Today's rejection by MPs of Boris Johnson's proposed new airport in the Thames Estuary in favour of expansion at Heathrow is a 'victory for the aviation lobby', according to public affairs transport specialist Jim Dickson.

Tipped for expansion: Heathrow (credit: BAA)
Tipped for expansion: Heathrow (credit: BAA)

The report issued by the Transport Select Committee today urged the Government to permit the expansion of Heathrow, where it said a third runway was ‘long overdue’.

Dickson, director of Four Public Affairs, said opinion within the aviation industry backed expansion at Heathrow over the Thames Estuary airport proposal, dubbed ‘Boris Island’. He claimed the aviation lobby had done a successful job of convincing the committee that a third runway at Heathrow was ‘the most cost-effective route to go’.

He said: ‘The committee is very sceptical of a Thames gateway or estuary option on the grounds of cost and time to deliver, which is very much the view of the airlines.’

Airlines have welcomed the committee’s comments. Jill Brady, director of external affairs at Virgin Atlantic, claimed there had been a ‘crippling lack of political consensus around the future of aviation’ and said today’s report was ‘a breath of fresh air’.

She added: ‘The report is detailed, persuasive and right to rule out once and for all half-baked suggestions around split hubs [having more than one hub airport].'

Rival airline operator IAG, which owns carriers British Airways and Iberia, backed the view that a Thames Estuary airport was not a ‘credible option’, and called the committee’s recommendation of a thorough review of the ‘oppressive tax’ Air Passenger Duty ‘encouraging’.
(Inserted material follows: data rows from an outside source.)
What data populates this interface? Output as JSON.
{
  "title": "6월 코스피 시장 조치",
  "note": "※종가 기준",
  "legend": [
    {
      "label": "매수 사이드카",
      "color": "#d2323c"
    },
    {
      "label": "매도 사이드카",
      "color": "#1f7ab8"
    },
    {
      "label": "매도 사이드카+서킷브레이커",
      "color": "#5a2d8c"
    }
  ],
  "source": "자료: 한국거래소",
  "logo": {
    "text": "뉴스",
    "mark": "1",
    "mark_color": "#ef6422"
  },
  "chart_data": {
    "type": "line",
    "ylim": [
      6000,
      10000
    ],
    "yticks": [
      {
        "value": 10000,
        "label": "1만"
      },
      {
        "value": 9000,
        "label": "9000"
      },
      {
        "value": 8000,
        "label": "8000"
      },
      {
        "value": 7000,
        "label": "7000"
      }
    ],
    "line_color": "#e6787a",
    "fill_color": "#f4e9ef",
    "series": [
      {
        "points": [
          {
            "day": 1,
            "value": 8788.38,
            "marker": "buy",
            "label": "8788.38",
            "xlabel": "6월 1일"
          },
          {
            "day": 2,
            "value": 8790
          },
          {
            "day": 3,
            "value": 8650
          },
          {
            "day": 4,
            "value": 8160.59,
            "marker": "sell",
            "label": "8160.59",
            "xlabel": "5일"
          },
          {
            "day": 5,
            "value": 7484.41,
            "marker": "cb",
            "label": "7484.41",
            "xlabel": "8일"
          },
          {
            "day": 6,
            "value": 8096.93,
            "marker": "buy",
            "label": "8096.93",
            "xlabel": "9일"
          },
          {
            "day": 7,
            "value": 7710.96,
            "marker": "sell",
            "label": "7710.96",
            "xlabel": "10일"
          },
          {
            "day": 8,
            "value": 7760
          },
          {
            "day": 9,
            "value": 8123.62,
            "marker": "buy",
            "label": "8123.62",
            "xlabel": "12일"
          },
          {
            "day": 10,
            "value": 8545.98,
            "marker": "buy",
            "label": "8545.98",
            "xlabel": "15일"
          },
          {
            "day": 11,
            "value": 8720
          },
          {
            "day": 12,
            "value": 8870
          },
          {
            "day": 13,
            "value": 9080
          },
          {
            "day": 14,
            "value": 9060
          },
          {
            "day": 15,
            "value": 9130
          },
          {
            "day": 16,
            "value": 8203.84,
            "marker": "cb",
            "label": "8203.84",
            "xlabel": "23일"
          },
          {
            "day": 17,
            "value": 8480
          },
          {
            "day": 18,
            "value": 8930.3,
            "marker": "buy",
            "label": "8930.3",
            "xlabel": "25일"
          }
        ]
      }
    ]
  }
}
The victory, however, is ‘only one battle in a much longer debate currently under way,’ according to Dickson, referring to the independent commission on aviation the Government has requested Sir Howard Davies to chair.

The commission will be expected to advise the Government on how to develop additional capacity in order to sustain the UK as a competitive aviation hub. The commission’s final report will be published in the summer of 2015, after the next general election that year.
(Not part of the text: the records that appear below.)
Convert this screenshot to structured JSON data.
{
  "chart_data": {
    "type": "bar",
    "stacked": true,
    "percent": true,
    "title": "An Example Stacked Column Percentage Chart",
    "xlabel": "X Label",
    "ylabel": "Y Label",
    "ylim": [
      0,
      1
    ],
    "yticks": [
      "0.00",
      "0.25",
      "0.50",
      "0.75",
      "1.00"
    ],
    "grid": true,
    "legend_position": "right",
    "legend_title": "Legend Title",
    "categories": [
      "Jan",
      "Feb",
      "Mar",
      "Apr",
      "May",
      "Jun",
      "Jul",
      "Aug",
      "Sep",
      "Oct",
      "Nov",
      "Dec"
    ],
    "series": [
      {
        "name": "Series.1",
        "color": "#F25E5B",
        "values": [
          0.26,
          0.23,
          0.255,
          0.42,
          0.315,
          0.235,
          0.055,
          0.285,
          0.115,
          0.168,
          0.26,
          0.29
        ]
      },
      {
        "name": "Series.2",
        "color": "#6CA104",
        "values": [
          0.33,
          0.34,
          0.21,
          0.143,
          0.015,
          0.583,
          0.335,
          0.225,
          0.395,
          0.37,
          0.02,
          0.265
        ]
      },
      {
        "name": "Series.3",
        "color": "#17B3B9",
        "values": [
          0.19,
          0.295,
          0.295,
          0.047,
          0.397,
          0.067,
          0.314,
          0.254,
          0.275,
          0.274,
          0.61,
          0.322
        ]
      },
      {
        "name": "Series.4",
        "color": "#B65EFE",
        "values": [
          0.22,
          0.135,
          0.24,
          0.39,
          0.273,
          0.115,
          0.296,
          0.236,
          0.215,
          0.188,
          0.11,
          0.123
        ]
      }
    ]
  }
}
Dickson added that the ‘uncertainty’ around the third runway at Heathrow debate was largely the ‘product of politicians realising economically that we need more capacity, but that the decision around funding and where to find capacity is extremely difficult, in both environmental and, more importantly, electoral terms’.

He added: ‘However, the aviation industry can do a lot more to demonstrate a commitment to sustainability and being a good neighbour to the communities that they operate within.’